Even worse, I thought I had lost 138 entirely and had no idea where I was, only twenty or so kilometres outside of Quebec.  Cold and lost in the dark, tired and sore, I panicked.  I briefly started crying uncontrollably.  Then, it began to rain.  I turned around, confused, until I realized that I was indeed still on 138. 

I knew that Route 138 ended up in downtown Quebec, so I stayed on it.  Once I arrived at the airport I began texting my dad for directions to the bus station.  Over the next hour, as he tracked the route on Google maps, he guided me via text message through Quebec to the bus stop.   As things I turned out I still managed to avoid the cliffs, although I got to the bus station from the north side of Quebec instead of the south side.  

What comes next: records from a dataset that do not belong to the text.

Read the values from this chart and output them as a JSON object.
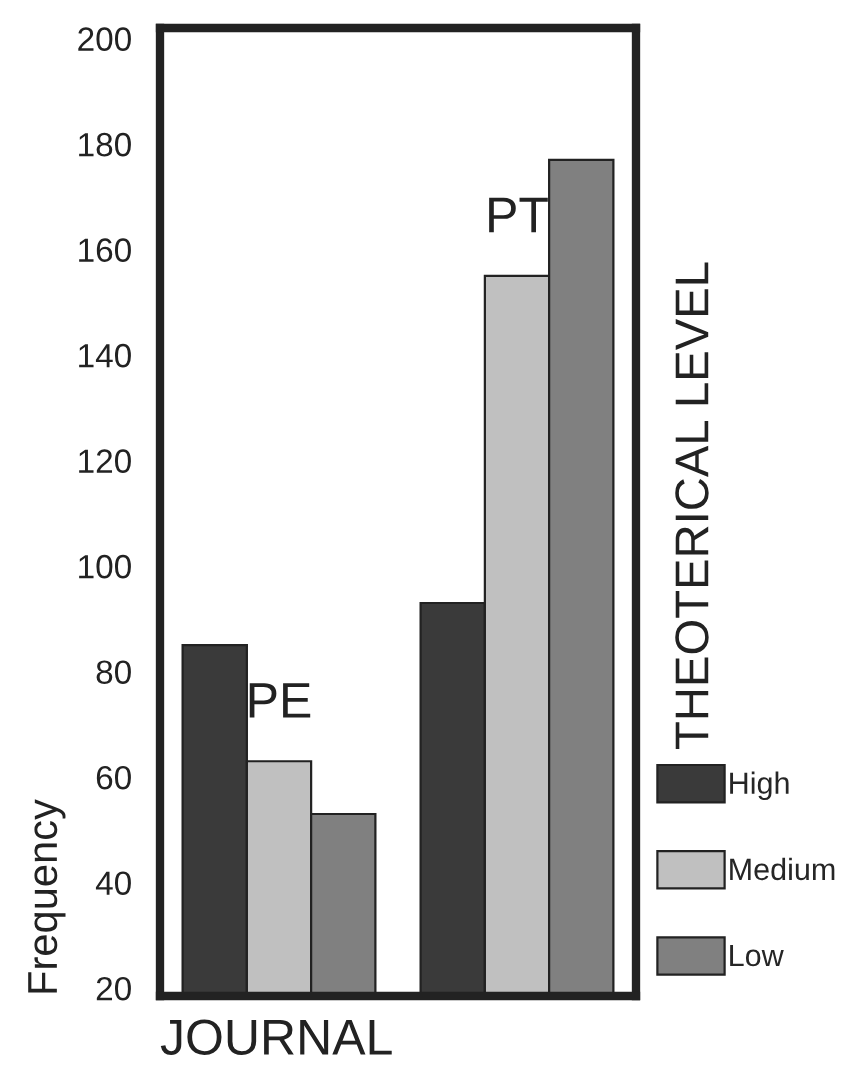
{
  "chart_data": {
    "type": "bar",
    "xlabel": "JOURNAL",
    "ylabel": "Frequency",
    "legend_title": "THEOTERICAL LEVEL",
    "categories": [
      "PE",
      "PT"
    ],
    "series": [
      {
        "name": "High",
        "color": "#3a3a3a",
        "values": [
          85,
          93
        ]
      },
      {
        "name": "Medium",
        "color": "#c0c0c0",
        "values": [
          63,
          155
        ]
      },
      {
        "name": "Low",
        "color": "#808080",
        "values": [
          53,
          177
        ]
      }
    ],
    "ylim": [
      18.5,
      202
    ],
    "yticks": [
      20,
      40,
      60,
      80,
      100,
      120,
      140,
      160,
      180,
      200
    ],
    "grid": false,
    "legend": "right"
  }
}
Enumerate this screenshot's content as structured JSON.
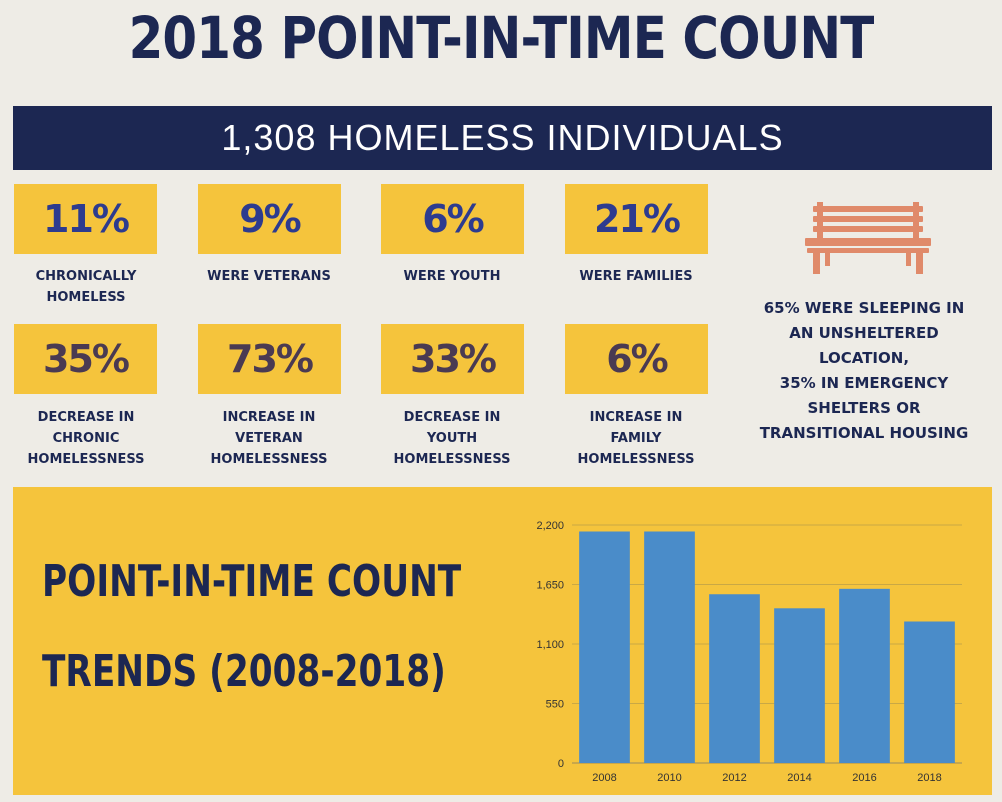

I arrived at the bus station at 21:36, rain-soaked, and completely worn out emotionally and physically.  I had just missed the 21:30 bus to Montreal.   The last bus of the night was at 22:30 though, so at least I would make it home.

I filled my water bottles at the water fountain and washed up as best I could in a bathroom sink.  Then I went to buy my ticket.

It was not a problem to get a student-priced ticket to Montreal, but they told me that the parcel service was closed, so I would be unable to take my bike.  Distinctly unimpressed, I pressed the agent.  He told me that they had no way to give me a box or bag for my bike and so it was up to me and the bus driver to decide if my bike could go.   

I fretted for 45 minutes until the bus got there.  When it did, it turned out that the bus driver did not mind at all letting me put my bike underneath.

Exhausted, I slept for an hour or so on the bus and got back to Montreal around 1:30.  The metro had stopped running, so I climbed back on my bike and made the cold, stiff ride down Rue Ontario.  I got home just before 2:00.  I showered and ate whatever food I could find, before finally falling asleep.